おそらくその言葉の大半は自分自身に向けられたものだろう。
「死んで罪を償って、地獄に行ってまた死んでまた償って……。そうやって永遠に生死を繰り返さないと僕の罪は償えないんだ。……何で学校の爆破なんか始めたんだろ……」
大雅はポツリと呟いた。
悠希はそんな大雅を黙って見つめていた。
今まで何の感情も抱いてこなかった大雅が、ここで初めて罪悪感を抱いている。
大雅も苦しかったんだな、と悠希は思った。
だが、だからと言ってみすみす死なせるわけにはいかない。
悠希は必死にこの場にいる全員が助かる方法を考えていた。
だが一向にいい方法が思い浮かばない。
急がなければ……!
焦る一方で余計に思考が停止する。
返って逆効果だ。
だが急がないといけないのもまた事実だった。
(何か、何かないのか……?)
悠希は必死に頭をフル回転させて考える。
早絵も泣きそうな表情で、いや、既に涙を目にいっぱい溜めながら大雅の言葉を聞いていた。

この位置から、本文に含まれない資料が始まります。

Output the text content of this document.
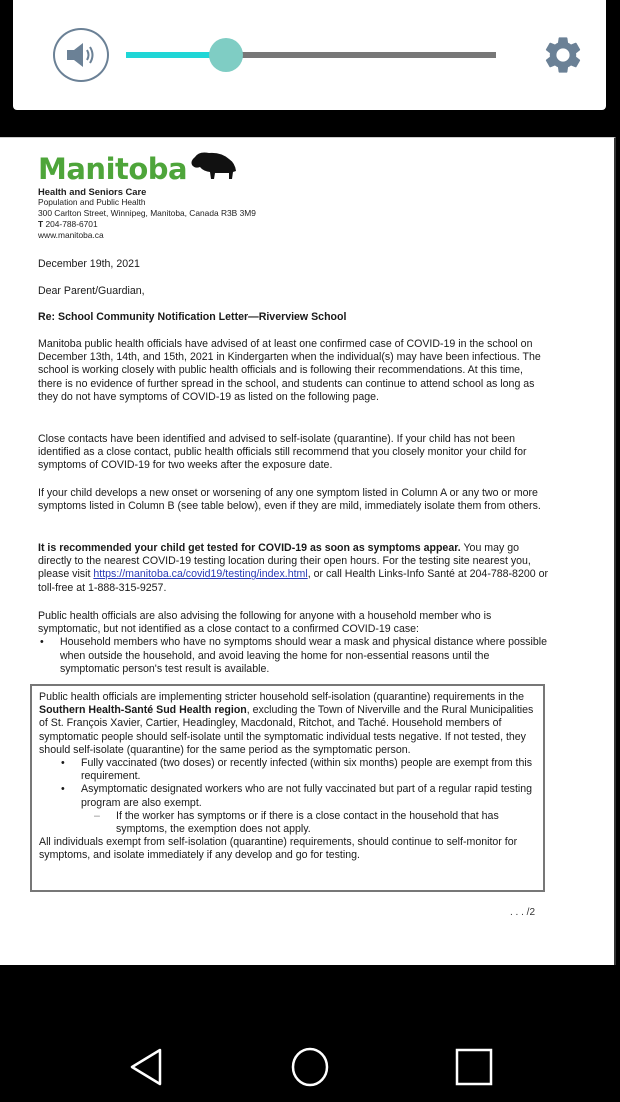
Manitoba
Health and Seniors Care
Population and Public Health
300 Carlton Street, Winnipeg, Manitoba, Canada R3B 3M9
T 204-788-6701
www.manitoba.ca
December 19th, 2021
Dear Parent/Guardian,
Re: School Community Notification Letter—Riverview School
Manitoba public health officials have advised of at least one confirmed case of COVID-19 in the school on December 13th, 14th, and 15th, 2021 in Kindergarten when the individual(s) may have been infectious. The school is working closely with public health officials and is following their recommendations. At this time, there is no evidence of further spread in the school, and students can continue to attend school as long as they do not have symptoms of COVID-19 as listed on the following page.
Close contacts have been identified and advised to self-isolate (quarantine). If your child has not been identified as a close contact, public health officials still recommend that you closely monitor your child for symptoms of COVID-19 for two weeks after the exposure date.
If your child develops a new onset or worsening of any one symptom listed in Column A or any two or more symptoms listed in Column B (see table below), even if they are mild, immediately isolate them from others.
It is recommended your child get tested for COVID-19 as soon as symptoms appear. You may go directly to the nearest COVID-19 testing location during their open hours. For the testing site nearest you, please visit https://manitoba.ca/covid19/testing/index.html, or call Health Links-Info Santé at 204-788-8200 or toll-free at 1-888-315-9257.
Public health officials are also advising the following for anyone with a household member who is symptomatic, but not identified as a close contact to a confirmed COVID-19 case:
• Household members who have no symptoms should wear a mask and physical distance where possible when outside the household, and avoid leaving the home for non-essential reasons until the symptomatic person's test result is available.
Public health officials are implementing stricter household self-isolation (quarantine) requirements in the Southern Health-Santé Sud Health region, excluding the Town of Niverville and the Rural Municipalities of St. François Xavier, Cartier, Headingley, Macdonald, Ritchot, and Taché. Household members of symptomatic people should self-isolate until the symptomatic individual tests negative. If not tested, they should self-isolate (quarantine) for the same period as the symptomatic person.
• Fully vaccinated (two doses) or recently infected (within six months) people are exempt from this requirement.
• Asymptomatic designated workers who are not fully vaccinated but part of a regular rapid testing program are also exempt.
– If the worker has symptoms or if there is a close contact in the household that has symptoms, the exemption does not apply.
All individuals exempt from self-isolation (quarantine) requirements, should continue to self-monitor for symptoms, and isolate immediately if any develop and go for testing.
. . . /2
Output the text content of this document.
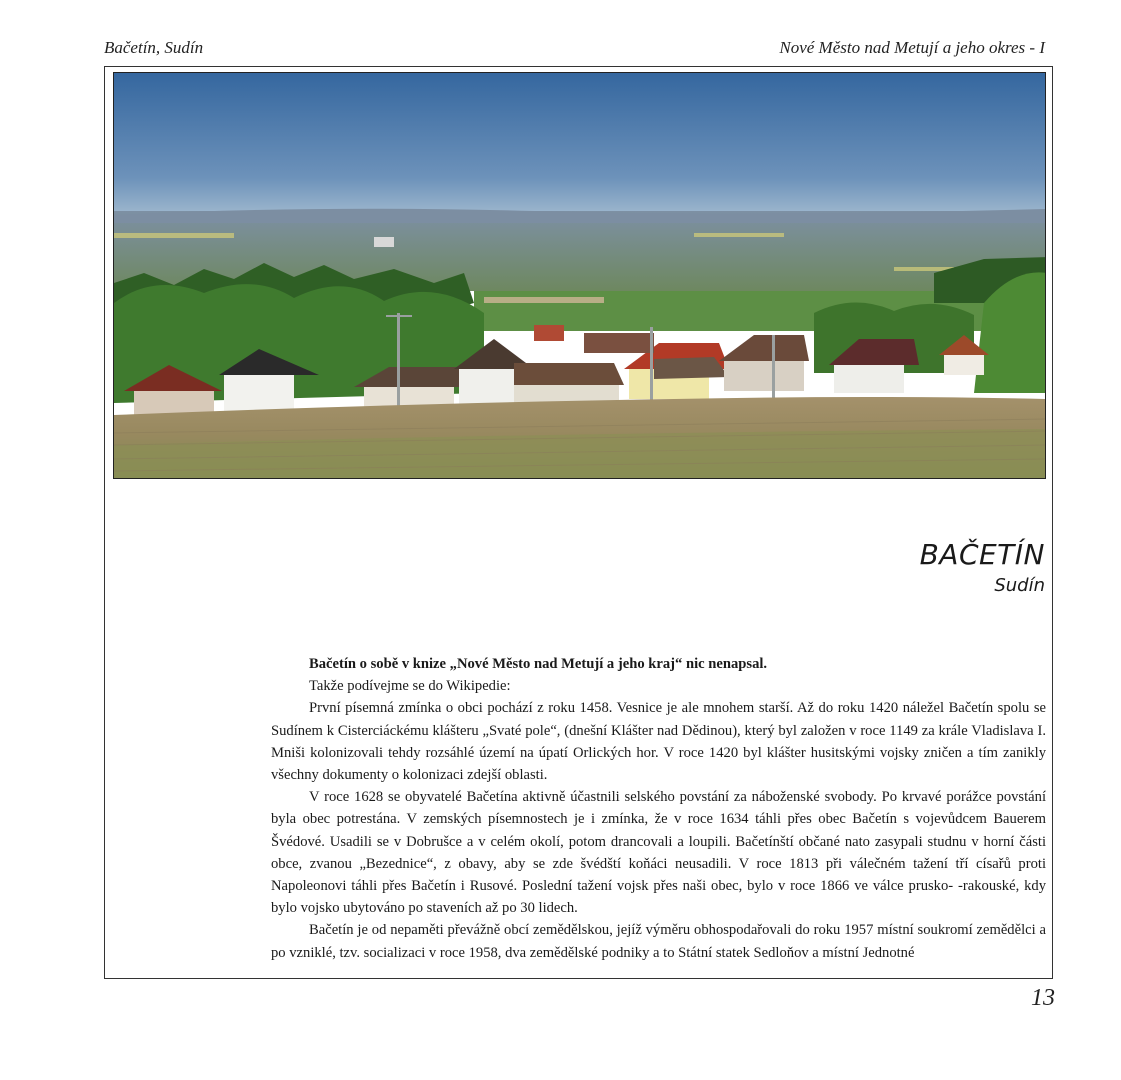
Bačetín, Sudín	Nové Město nad Metují a jeho okres - I
BAČETÍN
Sudín

Bačetín o sobě v knize „Nové Město nad Metují a jeho kraj“ nic nenapsal.

Takže podívejme se do Wikipedie:

První písemná zmínka o obci pochází z roku 1458. Vesnice je ale mnohem starší. Až do roku 1420 náležel Bačetín spolu se Sudínem k Cisterciáckému klášteru „Svaté pole“, (dnešní Klášter nad Dědinou), který byl založen v roce 1149 za krále Vladislava I. Mniši kolonizovali tehdy rozsáhlé území na úpatí Orlických hor. V roce 1420 byl klášter husitskými vojsky zničen a tím zanikly všechny dokumenty o kolonizaci zdejší oblasti.

V roce 1628 se obyvatelé Bačetína aktivně účastnili selského povstání za náboženské svobody. Po krvavé porážce povstání byla obec potrestána. V zemských písemnostech je i zmínka, že v roce 1634 táhli přes obec Bačetín s vojevůdcem Bauerem Švédové. Usadili se v Dobrušce a v celém okolí, potom drancovali a loupili. Bačetínští občané nato zasypali studnu v horní části obce, zvanou „Bezednice“, z obavy, aby se zde švédští koňáci neusadili. V roce 1813 při válečném tažení tří císařů proti Napoleonovi táhli přes Bačetín i Rusové. Poslední tažení vojsk přes naši obec, bylo v roce 1866 ve válce prusko- -rakouské, kdy bylo vojsko ubytováno po staveních až po 30 lidech.

Bačetín je od nepaměti převážně obcí zemědělskou, jejíž výměru obhospodařovali do roku 1957 místní soukromí zemědělci a po vzniklé, tzv. socializaci v roce 1958, dva zemědělské podniky a to Státní statek Sedloňov a místní Jednotné

13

自分の傷を我慢してまで助けに来てくれた彼女の優しさは絶対に無駄にしてはいけない。
無駄にできない。
早絵のためにも生き残らなければいけないのだ。
悠希が考えを練っていた瞬間だった。
急に大雅が爆弾を床に置いた。
悠希も早絵も予想外の行動に目を見張った。
これから大雅のしようとしていることが全く予測できない。
「君たちも巻き添え食らっちゃうけど、死ぬ覚悟でここまで来たんだから……いいよね?」
大雅は二人にそう尋ねた。
「おい! 陰陽寺!」
何か嫌な予感が悠希の身体全体を駆け巡る。
悠希は急いで大雅を止めようと走り出した。
だが……時すでに遅し。
大雅は思いっきり足を高く上げて床に置いた爆弾を力一杯踏みつけた。
爆弾が割れたと思ったより早く、
ドーーーーーーーーーーーーーーーーーーーン!!!!!!!
地面が割れんばかりの大音量がしたかと思うと、あっという間に悠希、早絵、大雅の身体は爆風で吹き飛ばされていった。
同時に、彼らの意識もそこで途絶えたのだった。